France

Jean-Noël Escudié / P2C

Le nouveau modèle de financement de l'aide à domicile se précise, avec une préfiguration dès 2019

Social

Santé, médico-social, vieillissement

Le nouveau modèle de financement de l'aide à domicile comprendrait un tarif de référence national plancher pour l'APA et la PCH applicable à tous les services d'aide à domicile et un complément de financement attribué sur la base d'objectifs (territoire couvert, profil des personnes accompagnées...).

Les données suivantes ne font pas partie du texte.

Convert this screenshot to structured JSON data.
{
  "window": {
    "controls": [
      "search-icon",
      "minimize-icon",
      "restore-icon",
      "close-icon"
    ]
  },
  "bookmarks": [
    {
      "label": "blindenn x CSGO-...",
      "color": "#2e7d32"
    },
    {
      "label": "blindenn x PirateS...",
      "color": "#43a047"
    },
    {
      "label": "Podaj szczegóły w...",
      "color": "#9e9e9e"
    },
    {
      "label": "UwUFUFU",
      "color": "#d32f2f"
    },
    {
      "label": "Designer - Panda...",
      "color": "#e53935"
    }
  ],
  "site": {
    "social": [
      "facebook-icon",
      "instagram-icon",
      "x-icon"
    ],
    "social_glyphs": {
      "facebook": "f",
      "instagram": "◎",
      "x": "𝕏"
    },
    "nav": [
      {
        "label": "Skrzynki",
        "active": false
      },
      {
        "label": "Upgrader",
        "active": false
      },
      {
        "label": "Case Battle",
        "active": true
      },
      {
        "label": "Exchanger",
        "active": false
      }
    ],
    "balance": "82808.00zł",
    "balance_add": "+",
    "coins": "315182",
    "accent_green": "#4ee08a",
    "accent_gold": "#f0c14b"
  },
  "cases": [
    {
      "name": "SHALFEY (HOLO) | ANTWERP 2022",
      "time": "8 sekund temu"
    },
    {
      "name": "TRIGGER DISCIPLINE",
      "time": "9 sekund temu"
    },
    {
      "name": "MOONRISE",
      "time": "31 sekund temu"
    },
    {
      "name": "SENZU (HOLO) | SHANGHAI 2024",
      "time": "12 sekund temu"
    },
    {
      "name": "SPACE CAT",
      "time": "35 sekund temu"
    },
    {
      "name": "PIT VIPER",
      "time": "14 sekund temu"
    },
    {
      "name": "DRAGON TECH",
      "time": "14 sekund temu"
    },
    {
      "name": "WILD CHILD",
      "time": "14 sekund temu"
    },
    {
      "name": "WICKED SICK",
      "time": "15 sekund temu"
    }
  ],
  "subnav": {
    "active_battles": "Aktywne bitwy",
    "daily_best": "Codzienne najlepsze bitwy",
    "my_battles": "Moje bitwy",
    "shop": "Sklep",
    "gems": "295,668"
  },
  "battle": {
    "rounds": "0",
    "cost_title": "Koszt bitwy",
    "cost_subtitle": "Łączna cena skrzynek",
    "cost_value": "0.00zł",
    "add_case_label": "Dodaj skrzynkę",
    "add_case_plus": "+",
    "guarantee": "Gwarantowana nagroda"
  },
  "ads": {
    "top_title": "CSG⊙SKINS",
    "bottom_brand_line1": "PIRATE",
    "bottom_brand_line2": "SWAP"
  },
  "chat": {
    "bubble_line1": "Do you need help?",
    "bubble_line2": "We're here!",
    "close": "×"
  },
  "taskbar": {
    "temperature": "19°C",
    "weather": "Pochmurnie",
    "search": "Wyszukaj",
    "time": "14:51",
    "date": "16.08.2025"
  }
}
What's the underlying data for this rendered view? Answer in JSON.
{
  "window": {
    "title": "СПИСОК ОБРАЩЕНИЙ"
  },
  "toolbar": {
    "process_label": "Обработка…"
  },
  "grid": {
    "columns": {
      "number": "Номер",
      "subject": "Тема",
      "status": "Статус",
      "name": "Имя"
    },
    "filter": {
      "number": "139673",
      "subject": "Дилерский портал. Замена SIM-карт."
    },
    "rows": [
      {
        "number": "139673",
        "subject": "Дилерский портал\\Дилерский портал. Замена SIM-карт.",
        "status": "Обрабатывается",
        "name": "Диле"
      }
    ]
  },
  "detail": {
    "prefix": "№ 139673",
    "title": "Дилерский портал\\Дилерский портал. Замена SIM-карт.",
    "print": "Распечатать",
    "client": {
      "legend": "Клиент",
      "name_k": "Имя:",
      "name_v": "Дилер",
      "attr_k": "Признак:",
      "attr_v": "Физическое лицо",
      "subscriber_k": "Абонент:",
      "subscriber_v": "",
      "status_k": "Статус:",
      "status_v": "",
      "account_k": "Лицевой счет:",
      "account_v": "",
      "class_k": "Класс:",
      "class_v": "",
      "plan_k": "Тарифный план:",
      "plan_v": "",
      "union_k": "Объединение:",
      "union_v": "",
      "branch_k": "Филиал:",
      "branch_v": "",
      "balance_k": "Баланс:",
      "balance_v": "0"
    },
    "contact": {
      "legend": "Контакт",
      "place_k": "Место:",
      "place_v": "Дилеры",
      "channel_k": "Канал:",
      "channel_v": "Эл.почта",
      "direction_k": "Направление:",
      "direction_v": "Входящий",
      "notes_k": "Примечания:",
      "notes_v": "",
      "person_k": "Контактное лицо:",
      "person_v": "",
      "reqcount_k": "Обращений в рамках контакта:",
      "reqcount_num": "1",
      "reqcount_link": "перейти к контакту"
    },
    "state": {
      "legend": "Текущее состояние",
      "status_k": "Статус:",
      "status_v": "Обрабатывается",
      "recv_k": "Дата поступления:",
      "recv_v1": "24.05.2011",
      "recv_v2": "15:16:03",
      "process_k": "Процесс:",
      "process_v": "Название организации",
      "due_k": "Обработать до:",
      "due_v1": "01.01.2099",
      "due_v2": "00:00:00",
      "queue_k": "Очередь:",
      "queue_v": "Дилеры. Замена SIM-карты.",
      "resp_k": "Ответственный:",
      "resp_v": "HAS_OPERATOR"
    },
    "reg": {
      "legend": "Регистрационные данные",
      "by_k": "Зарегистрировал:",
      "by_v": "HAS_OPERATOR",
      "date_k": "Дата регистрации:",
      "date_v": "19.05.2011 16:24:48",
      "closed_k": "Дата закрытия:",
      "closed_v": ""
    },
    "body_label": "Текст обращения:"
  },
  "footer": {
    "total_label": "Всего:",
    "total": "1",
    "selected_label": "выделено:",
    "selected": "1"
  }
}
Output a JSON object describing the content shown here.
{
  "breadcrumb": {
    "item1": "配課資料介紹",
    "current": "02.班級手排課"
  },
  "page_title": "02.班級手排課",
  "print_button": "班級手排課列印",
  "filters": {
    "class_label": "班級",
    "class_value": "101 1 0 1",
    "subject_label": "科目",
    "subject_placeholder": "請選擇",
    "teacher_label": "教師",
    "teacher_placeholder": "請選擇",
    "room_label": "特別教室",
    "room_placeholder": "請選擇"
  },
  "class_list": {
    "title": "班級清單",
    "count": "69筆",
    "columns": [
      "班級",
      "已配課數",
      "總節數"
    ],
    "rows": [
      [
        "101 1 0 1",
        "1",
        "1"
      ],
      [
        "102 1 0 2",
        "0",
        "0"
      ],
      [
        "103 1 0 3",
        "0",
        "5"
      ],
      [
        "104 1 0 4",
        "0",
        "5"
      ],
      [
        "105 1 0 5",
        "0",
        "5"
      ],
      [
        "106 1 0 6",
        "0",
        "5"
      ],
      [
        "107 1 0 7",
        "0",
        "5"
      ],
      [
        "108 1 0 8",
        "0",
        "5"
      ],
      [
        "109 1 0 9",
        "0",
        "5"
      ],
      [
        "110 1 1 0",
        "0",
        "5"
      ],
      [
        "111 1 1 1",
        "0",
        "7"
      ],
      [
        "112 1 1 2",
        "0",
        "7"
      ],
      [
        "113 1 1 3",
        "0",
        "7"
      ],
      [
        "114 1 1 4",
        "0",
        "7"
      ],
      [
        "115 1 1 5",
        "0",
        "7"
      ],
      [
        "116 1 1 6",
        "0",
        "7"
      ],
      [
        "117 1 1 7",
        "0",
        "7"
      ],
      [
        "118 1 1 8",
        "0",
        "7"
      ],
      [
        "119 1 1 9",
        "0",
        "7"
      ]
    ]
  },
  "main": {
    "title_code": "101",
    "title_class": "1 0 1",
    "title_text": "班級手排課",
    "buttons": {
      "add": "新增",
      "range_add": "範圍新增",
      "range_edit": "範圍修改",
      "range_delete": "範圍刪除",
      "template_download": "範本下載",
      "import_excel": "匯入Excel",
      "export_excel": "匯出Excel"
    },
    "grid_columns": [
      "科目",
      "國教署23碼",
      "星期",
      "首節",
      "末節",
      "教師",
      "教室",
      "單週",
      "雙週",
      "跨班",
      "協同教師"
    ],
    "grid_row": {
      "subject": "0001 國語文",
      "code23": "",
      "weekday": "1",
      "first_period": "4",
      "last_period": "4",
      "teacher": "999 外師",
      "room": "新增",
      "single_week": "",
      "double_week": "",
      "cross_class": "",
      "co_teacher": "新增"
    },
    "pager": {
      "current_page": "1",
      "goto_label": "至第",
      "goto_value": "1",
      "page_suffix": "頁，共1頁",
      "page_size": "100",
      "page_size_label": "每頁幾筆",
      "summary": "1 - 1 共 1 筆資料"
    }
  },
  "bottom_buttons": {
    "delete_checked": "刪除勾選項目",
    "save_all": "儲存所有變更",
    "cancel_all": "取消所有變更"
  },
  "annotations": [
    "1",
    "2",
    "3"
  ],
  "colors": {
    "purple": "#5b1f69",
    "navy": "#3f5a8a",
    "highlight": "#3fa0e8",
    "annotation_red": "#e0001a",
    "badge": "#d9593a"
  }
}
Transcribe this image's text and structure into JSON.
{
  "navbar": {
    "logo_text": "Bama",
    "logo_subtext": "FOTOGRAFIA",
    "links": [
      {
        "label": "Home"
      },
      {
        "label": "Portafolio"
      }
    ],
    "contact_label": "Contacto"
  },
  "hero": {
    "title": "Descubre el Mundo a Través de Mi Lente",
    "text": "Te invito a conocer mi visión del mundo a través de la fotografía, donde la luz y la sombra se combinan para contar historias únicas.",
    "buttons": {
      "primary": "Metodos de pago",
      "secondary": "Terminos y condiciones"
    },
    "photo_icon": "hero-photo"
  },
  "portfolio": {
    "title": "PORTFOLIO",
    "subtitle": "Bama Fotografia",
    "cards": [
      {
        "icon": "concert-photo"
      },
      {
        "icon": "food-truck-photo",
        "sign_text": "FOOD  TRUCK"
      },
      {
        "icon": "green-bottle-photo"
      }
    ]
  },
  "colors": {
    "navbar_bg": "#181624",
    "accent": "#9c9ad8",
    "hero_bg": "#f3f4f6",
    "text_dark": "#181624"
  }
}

Il y a un an (voir notre article ci-dessous du 19 février 2018), la Caisse nationale de solidarité pour l'autonomie (CNSA) publiait un point d'étape sur la réforme de la tarification et de l'organisation des services d'aide à domicile (Saad), engagée en septembre 2017. Il s'agissait alors des premiers résultats de la concertation engagée avec les fédérations des Saad, les départements et les représentants des personnes âgées et des personnes handicapées, pour faire face aux difficultés récurrentes des services associatifs. Le 11 février 2019, le comité de pilotage national de l'aide à domicile s'est réuni à nouveau. Il a arrêté un nouveau modèle de financement des Saad, dont la préfiguration doit intervenir dès cette année.

Tarif de référence national et "modulation positive"

L'objectif de ce nouveau modèle est d'"assurer l'accessibilité financière et géographique des services pour les personnes âgées et les personnes handicapées, permettre une plus grande équité de traitement et une meilleure maîtrise des restes à charge pour les personnes. Il vise également à rendre l'offre plus lisible et à assurer une meilleure transparence tarifaire".

Comme envisagé il y a un an, le nouveau modèle de financement proposé repose sur une approche duale. D'une part, un tarif de référence national plancher pour l'APA (allocation personnalisée d'autonomie) et la PCH (prestation de compensation du handicap), applicable à tous les Saad. D'autre part, un complément de financement - dénommé modulation positive ou dotation complémentaire -, qui serait attribué aux services sur la base d'objectifs fixés dans le cadre d'un contrat pluriannuel d'objectif et de moyens (Cpom). Les objectifs retenus porteraient sur le profil des personnes accompagnées, sur les caractéristiques du territoire couvert et sur l'amplitude d'intervention. Comme le précise la CNSA, "ces financements complémentaires compenseront les surcoûts engendrés par ces engagements, avec l'objectif de ne pas accroître le reste à charge des personnes".

Un appel à candidatures lancé par les départements

Il reste toutefois encore à fixer le montant du tarif de référence national pour l'APA et la PCH. Celui-ci devrait être discuté dans le cadre de la concertation Grand Âge et autonomie. Néanmoins, la préfiguration du nouveau modèle de financement des Saad va être lancée "dans les prochaine semaines". En particulier, la "modulation positive" par les départements sera mise en œuvre grâce à l'enveloppe de 50 millions d'euros annoncée par la ministre des Solidarités et de la Santé en mai 2018.

Pour sa part, le cadre juridique de cette modulation fera l'objet d'un décret, qui a été présenté au comité de pilotage. Il prévoit notamment que les départements lancent un appel à candidatures, afin de retenir les Saad susceptibles de participer à la préfiguration du futur modèle de financement en signant un Cpom avec le département. Le communiqué précise que "la CNSA et la DGCS [direction générale de la cohésion sociale, ndlr] accompagneront les départements et les services d'aide et d'accompagnement à domicile tout au long de la préfiguration notamment par la mise à disposition d'outils facilitant l'appel à candidatures et la mise en place des Cpom".

À noter : si la mise en place d'un tarif plancher national pour les prestations délivrées dans le cadre de l'APA ou de la PCH constitue une avancée importante, elle ne réglera pas pour autant la question des écarts entre départements.